Tips Aman Mengubah Makanan Anjing Kesayanganmu

makanan anjing

Mengubah menu makanan anjing bukanlah hal yang dapat dilakukan sembarangan. Karena berbeda dengan kita, perubahan menu makanan pada anjing dapat memberikan dampak yang cukup besar kepadanya.

Dampak yang paling kecil adalah ia menjadi tidak mau makan, sedangkan dampak yang lebih besar perubahan menu makanan dapat mempengaruhi kesehatan si anjing.

Untuk menghindari berbagai masalah yang dapat datang ketika mengubah makanan anjing, berikut ini beberapa tips yang membuat hal ini menjadi lebih aman lagi.

Rencanakan dengan matang

Sebelum memutuskan untuk mengganti menu makan anjingmu, rencanakanlah dengan matang terlebih dahulu. Cari tahu nutrisi apa yang benar-benar anjingmu butuhkan, dan juga sesuaikan makanan dengan usia dan ukuran tubuh anjing.

Pastikan pula makanan baru yang hendak kamu beri ke anjing memiliki kualitas yang baik bagi anjingmu. Jika kamu tahu apa yang menyebabkan alergi pada anjingmu, maka pastikan pula bahwa bahan penyebab alergi tersebut tidak ada pada makanan barunya.

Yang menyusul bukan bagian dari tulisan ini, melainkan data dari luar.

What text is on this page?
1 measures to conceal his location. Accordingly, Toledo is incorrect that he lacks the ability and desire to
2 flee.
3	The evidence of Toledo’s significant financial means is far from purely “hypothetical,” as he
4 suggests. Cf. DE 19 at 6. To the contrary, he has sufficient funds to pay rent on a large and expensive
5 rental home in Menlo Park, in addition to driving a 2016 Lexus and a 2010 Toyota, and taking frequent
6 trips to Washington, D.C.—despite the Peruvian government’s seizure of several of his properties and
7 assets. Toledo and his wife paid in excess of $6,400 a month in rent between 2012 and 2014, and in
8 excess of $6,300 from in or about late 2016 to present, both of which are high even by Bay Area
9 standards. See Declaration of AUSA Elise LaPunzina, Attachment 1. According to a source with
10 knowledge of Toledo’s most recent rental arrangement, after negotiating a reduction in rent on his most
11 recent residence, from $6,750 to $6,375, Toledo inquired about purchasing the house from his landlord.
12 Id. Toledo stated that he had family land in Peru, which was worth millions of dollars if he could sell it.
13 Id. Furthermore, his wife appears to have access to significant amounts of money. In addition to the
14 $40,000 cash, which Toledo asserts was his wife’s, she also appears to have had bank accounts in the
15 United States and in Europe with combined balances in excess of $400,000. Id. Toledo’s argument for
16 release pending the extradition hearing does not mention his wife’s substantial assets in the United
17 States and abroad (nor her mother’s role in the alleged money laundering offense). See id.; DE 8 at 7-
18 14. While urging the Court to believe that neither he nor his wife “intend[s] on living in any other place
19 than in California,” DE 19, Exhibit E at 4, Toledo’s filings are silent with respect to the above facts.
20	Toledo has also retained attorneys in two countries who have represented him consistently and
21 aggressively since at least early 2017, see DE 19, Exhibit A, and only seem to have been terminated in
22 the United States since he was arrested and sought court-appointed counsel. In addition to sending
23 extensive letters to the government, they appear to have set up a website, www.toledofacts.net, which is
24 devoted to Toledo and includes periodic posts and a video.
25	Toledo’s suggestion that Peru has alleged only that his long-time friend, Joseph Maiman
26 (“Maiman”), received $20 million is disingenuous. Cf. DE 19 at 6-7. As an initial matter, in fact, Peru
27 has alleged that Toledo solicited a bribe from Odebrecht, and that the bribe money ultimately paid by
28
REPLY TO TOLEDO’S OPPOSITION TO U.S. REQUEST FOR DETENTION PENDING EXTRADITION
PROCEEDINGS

Terakhir tak perlu terlalu sibuk memilih produk makanan yang spesifik untuk ras tertentu, karena pada dasarnya hal ini tidak memiliki pengaruh yang signifikan bagi si anjing.

Jika kamu tidak yakin dalam membuat perencanaan makanan yang akan kamu beri ke anjingmu, maka kamu bisa berkonsultasi dengan dokter hewan kepercayaanmu, untuk hasil yang lebih tepercaya.

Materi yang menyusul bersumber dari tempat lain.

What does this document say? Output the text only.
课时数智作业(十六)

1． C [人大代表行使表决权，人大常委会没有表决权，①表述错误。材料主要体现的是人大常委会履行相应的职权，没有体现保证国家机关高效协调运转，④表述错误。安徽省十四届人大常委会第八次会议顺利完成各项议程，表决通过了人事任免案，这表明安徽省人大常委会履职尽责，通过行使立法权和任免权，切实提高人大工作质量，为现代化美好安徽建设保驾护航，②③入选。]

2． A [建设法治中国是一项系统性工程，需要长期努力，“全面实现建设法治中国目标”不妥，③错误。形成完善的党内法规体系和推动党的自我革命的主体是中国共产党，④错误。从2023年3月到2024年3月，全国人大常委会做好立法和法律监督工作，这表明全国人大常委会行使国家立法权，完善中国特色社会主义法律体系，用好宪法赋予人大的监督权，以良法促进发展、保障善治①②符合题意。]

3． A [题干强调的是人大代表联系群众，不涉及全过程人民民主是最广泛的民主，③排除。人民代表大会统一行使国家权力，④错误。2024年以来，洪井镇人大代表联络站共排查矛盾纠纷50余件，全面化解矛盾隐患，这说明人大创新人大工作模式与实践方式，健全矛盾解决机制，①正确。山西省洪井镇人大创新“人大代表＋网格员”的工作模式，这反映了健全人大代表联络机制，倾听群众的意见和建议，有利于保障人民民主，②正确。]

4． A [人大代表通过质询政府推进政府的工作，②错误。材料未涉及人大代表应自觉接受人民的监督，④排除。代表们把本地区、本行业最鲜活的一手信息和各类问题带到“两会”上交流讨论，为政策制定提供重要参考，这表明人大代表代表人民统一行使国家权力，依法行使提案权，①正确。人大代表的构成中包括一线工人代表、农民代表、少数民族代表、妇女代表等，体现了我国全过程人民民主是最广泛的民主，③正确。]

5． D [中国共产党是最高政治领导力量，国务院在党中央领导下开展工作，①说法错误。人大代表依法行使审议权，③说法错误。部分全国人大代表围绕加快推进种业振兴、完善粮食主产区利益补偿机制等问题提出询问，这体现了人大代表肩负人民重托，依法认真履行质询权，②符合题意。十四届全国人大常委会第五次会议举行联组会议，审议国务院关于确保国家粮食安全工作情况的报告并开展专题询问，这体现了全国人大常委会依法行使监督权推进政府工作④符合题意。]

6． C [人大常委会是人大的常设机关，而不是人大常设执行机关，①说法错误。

Ubah makanan anjing dengan perlahan

Proses penggantian makanan anjing pun tidak bisa dilakukan dengan tiba-tiba, karena hal ini kemungkinan besar dapat menyebabkan anjing menjadi tidak mau makan atau menyebabkan masalah pada sistem pencernaannya.

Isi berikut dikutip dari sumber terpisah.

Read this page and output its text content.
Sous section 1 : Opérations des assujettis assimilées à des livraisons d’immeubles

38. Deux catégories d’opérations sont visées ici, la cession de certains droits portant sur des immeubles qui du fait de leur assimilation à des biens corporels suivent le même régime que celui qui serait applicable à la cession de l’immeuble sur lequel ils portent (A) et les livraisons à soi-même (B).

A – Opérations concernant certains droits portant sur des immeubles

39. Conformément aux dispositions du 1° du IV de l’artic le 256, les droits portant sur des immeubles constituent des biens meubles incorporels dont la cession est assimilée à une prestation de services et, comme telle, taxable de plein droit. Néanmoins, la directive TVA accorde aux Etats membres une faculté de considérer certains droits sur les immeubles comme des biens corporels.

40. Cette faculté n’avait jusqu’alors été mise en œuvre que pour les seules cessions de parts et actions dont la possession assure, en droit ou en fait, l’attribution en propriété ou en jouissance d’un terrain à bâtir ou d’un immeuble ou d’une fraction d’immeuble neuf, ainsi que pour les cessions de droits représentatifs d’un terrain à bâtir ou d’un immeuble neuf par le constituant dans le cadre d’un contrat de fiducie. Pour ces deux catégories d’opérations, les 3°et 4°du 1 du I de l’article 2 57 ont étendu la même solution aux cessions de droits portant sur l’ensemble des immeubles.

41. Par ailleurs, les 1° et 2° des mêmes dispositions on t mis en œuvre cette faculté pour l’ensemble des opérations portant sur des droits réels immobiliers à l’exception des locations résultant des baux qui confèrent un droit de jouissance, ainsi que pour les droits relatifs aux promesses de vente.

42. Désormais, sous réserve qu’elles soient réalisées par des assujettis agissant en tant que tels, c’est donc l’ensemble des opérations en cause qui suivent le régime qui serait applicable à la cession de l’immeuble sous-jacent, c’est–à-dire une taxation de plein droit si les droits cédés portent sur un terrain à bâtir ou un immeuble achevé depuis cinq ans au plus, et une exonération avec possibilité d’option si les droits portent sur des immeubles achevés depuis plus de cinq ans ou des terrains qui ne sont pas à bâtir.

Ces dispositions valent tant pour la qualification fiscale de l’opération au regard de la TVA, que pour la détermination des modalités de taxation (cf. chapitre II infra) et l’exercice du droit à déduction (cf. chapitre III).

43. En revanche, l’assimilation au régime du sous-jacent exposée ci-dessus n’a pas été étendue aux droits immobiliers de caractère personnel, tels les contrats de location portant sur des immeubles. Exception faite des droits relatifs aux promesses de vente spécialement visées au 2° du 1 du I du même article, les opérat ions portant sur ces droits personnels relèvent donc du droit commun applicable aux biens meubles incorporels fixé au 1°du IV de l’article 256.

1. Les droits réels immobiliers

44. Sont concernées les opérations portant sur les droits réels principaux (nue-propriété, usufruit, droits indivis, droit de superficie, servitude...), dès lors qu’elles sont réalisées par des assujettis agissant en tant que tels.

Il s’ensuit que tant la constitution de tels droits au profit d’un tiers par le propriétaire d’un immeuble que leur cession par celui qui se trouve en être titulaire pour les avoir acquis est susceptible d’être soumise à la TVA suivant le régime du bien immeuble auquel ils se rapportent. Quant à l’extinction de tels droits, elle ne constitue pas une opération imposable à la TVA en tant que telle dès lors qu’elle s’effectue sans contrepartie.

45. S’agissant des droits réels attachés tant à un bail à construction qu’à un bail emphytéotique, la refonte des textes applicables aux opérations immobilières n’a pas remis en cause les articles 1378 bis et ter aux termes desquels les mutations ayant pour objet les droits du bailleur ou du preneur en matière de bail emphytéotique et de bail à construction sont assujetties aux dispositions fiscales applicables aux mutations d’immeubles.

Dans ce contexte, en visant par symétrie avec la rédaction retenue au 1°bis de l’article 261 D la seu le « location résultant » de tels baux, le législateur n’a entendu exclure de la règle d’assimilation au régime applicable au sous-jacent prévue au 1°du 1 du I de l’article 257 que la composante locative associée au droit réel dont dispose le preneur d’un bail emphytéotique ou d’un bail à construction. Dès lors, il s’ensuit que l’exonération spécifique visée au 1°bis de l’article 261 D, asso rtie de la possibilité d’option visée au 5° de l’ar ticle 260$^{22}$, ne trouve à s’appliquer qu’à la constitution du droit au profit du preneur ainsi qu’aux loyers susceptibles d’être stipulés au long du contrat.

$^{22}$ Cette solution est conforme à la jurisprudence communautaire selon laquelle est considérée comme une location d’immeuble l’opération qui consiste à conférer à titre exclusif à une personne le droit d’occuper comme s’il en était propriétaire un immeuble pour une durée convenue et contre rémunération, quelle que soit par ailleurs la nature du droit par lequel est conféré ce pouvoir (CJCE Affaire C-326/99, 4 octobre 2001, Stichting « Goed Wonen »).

Oleh karena itu, pergantian sebaiknya dilakukan secara perlahan-lahan. Salah satu contoh skema perubahan makanan anjing misalnya:

Hari pertama: 75% makanan lama, 25% makanan baru

Hari kedua: 70% makanan lama, 30% makanan baru

Hari ketiga: 60% makanan lama, 40% makanan baru

Hari keempat: 50% makanan lama, 50% makanan baru

Hari kelima: 40% makanan lama, 60% makanan baru

Hari keenam: 25% makanan lama, 75% makanan baru

Hari ketujuh: 0% makanan lama, 100% makanan baru

Tentunya skema di atas hanyalah contoh. Kamu bisa menggunakan skema yang lain, selama perubahan makanan tetap berjalan secara perlahan-lahan.